Recent work argue that robust training requires substantially larger datasets than those required for standard classification. On CIFAR-10 and CIFAR-100, this translates into a sizable robust-accuracy gap between models trained solely on data from the original training set and those trained with additional data extracted from the 80 Million Tiny Images'' dataset. In this paper, we explore how state-of-the-art generative models can be leveraged to artificially increase the size of the original training set and improve adversarial robustness to \lp-norm bounded perturbations. We demonstrate that it is possible to significantly reduce the robust-accuracy gap to models trained with additional real data.
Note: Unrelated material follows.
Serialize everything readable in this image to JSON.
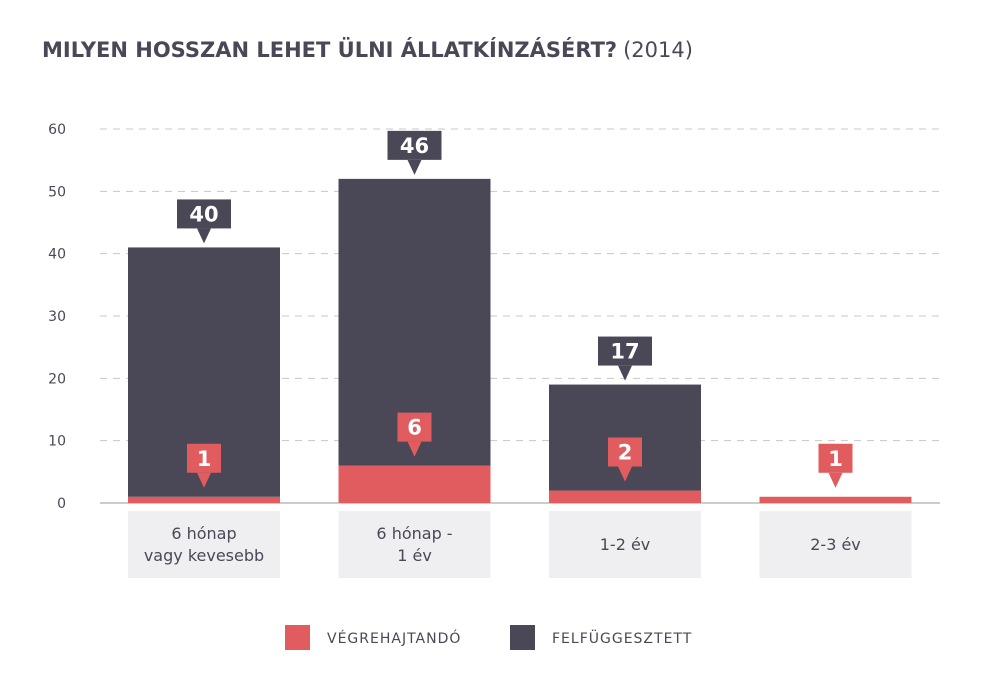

Surprisingly, we also show that even the addition of non-realistic random data (generated by Gaussian sampling) can improve robustness. We evaluate our approach on CIFAR-10 and CIFAR-100 against $\ell_\infty$ and $\ell_2$ norm-bounded perturbations of size $\epsilon = 8/255$ and $\epsilon = 128/255$, respectively. We show large absolute improvements in robust accuracy compared to previous state-of-the-art methods. Against $\ell_\infty$ norm-bounded perturbations of size $\epsilon = 8/255$, our model achieves 63.58\% and 33.49\% robust accuracy on CIFAR-10 and CIFAR-100, respectively (improving upon the state-of-the-art by +6.44\% and +3.29\%). Against $\ell_2$ norm-bounded perturbations of size $\epsilon = 128/255$, our model achieves 78.31\% on CIFAR-10 (+3.81\%). These results beat most prior works that use external data.